There are ways around this peripatetic cycle, of course. One way is to become president. When you're president, you can be famous 24 hours a day, if you want to be. You can be famous every 15 minutes, nonstop. You can turn every news cycle into your own reality show, filled with people talking about what you said and how you said it, where you went and what you did. It can be all about you. Which is how President Donald Trump appears to like it.
But this week, Trump is having to take a seat in the gallery and watch as the nation pauses to remember President George H.W. Bush, who passed away at 94 last weekend. Bush 41 was not without flaws during his presidency; some of his domestic policies, his "Willie Horton" ads, and his ignoring of the AIDS crisis were marks against him. But Bush and Russian President Mikhail Gorbachev together engineered the end of the Cold War and brought down the Berlin Wall, a monumental achievement that will remain his enduring presidential legacy. Bush was, by most accounts, a decent and honorable man who loved his family and served his country with dignity.
During Bush's presidency, he was plagued — unfairly, given that he was a World War II combat pilot and played college baseball — by what was called the "wimp factor." He was compared, on occasion, to George McFly, the hapless character played by Crispin Glover in Back to the Future, to whom Bush bore some resemblance. George McFly's nemesis was the evil bully, Biff Tannen, who delighted in giving George noogies and shouting, "THINK, McFly!"
It's not a stretch to see the parallels between blowhard Biff and Trump, who, at a rally just a few weeks back, took great delight in making fun of the elder Bush's volunteer program, "a thousand points of light."
"A thousand points of light. What the hell was that?" Trump smirked to his adoring cult. "Can somebody explain that to me? I don't think anyone ever understood that." He might as well have added, "THINK, McBush!"
Ha. Ha. Nothing says class more than making fun of a dying 94-year-old former president and war hero for a cheap laugh. But time has a way of evening scores. In Back to the Future, George found his courage, gave Biff a shot to the jaw, and won the girl, demonstrating that the fearsome bully was all bluster and bravado. Time may do the same to Donald Trump.

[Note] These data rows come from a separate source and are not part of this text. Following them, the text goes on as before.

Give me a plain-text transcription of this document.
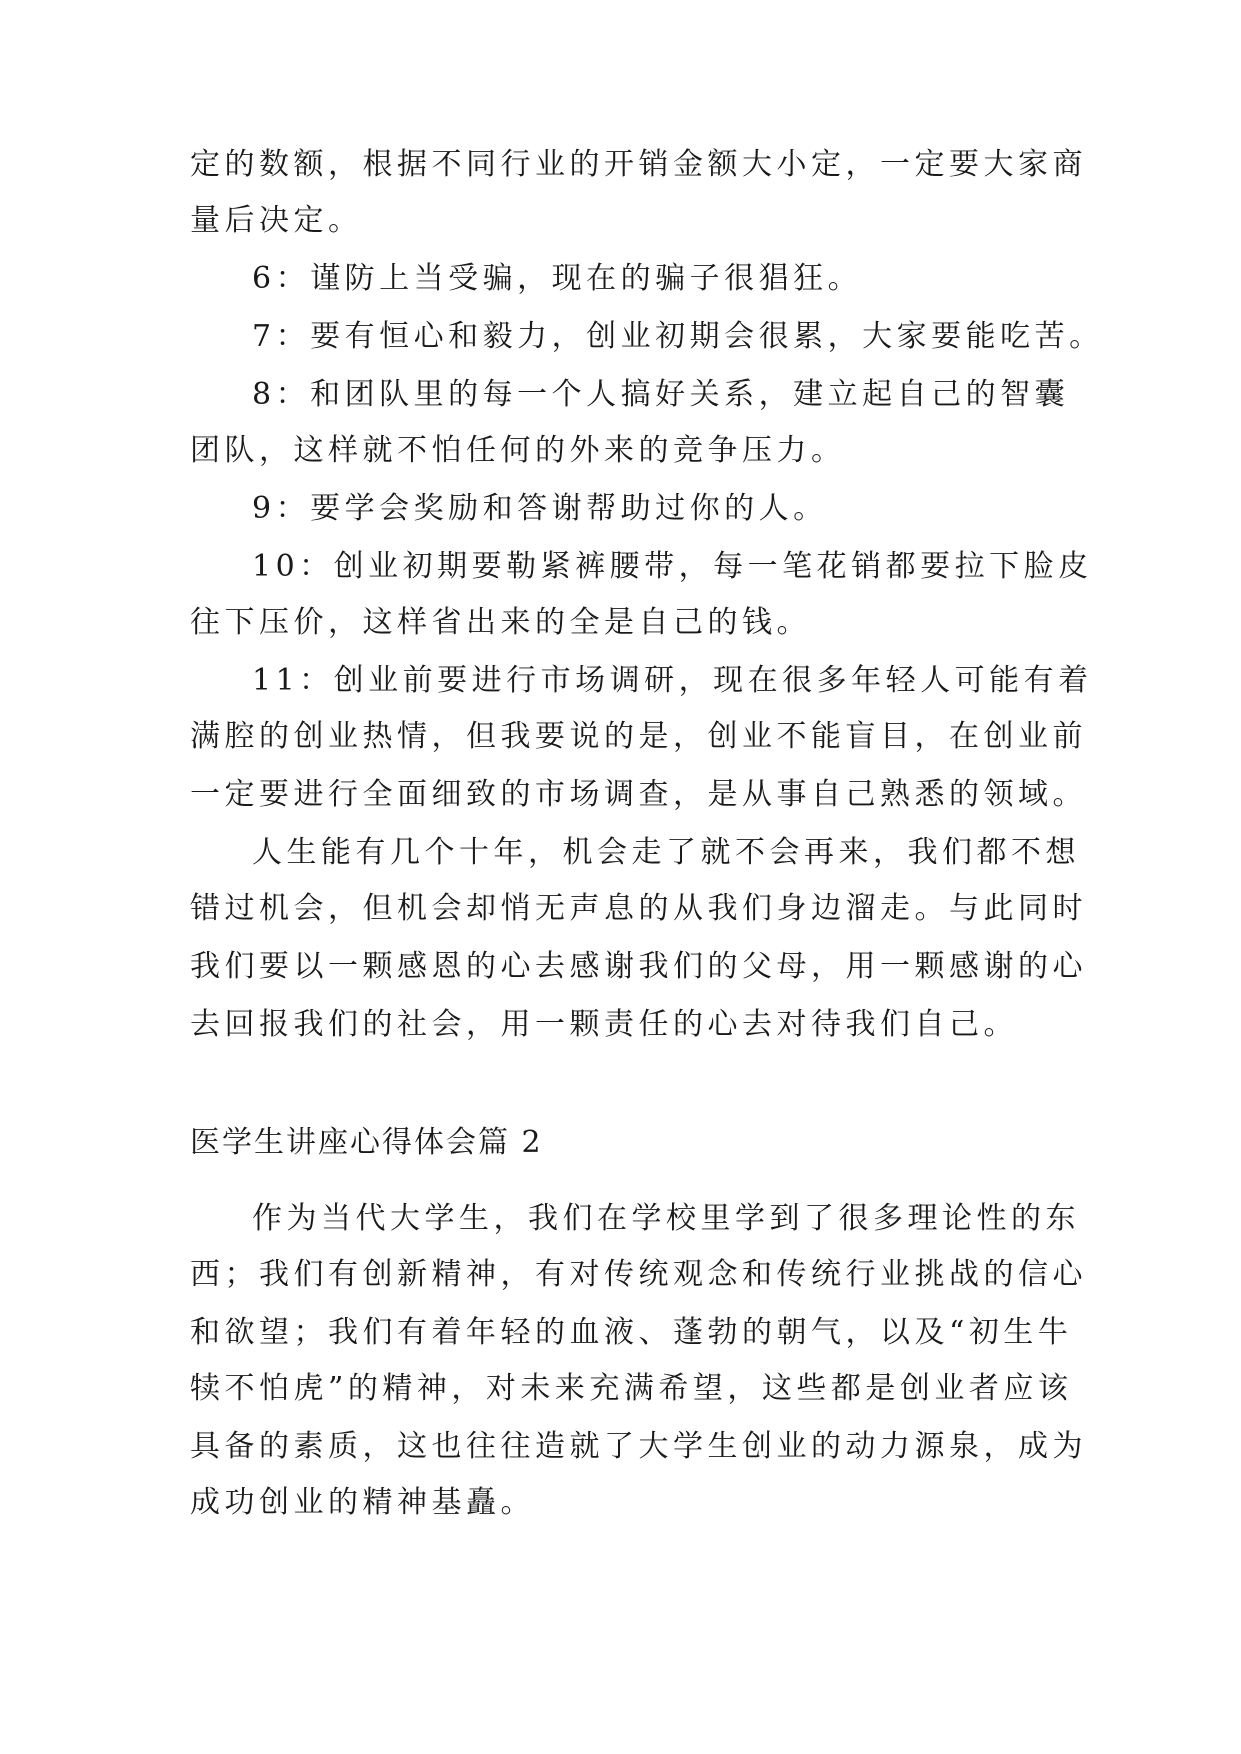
定的数额，根据不同行业的开销金额大小定，一定要大家商
量后决定。
6：谨防上当受骗，现在的骗子很猖狂。
7：要有恒心和毅力，创业初期会很累，大家要能吃苦。
8：和团队里的每一个人搞好关系，建立起自己的智囊
团队，这样就不怕任何的外来的竞争压力。
9：要学会奖励和答谢帮助过你的人。
10：创业初期要勒紧裤腰带，每一笔花销都要拉下脸皮
往下压价，这样省出来的全是自己的钱。
11：创业前要进行市场调研，现在很多年轻人可能有着
满腔的创业热情，但我要说的是，创业不能盲目，在创业前
一定要进行全面细致的市场调查，是从事自己熟悉的领域。
人生能有几个十年，机会走了就不会再来，我们都不想
错过机会，但机会却悄无声息的从我们身边溜走。与此同时
我们要以一颗感恩的心去感谢我们的父母，用一颗感谢的心
去回报我们的社会，用一颗责任的心去对待我们自己。
医学生讲座心得体会篇 2
作为当代大学生，我们在学校里学到了很多理论性的东
西；我们有创新精神，有对传统观念和传统行业挑战的信心
和欲望；我们有着年轻的血液、蓬勃的朝气，以及“初生牛
犊不怕虎”的精神，对未来充满希望，这些都是创业者应该
具备的素质，这也往往造就了大学生创业的动力源泉，成为
成功创业的精神基矗。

I believe the next few weeks will test the country's resolve — and the rule of law — as Robert Mueller's Russian investigation brings to light more unsavory connections between the Trump organization and Russian intelligence during the 2016 campaign. We'd best batten down the hatches. Trump's American reality show will reach new heights of drama and intrigue — and maybe even a season finale.
But no matter what happens, it helps to remember that notoriety fades in a flash and history is written in indelible ink. If Donald Trump lives to 94 and his body is brought to the Capitol Rotunda, I suspect the years will not be as kind or as forgiving as they have been to George Herbert Walker Bush.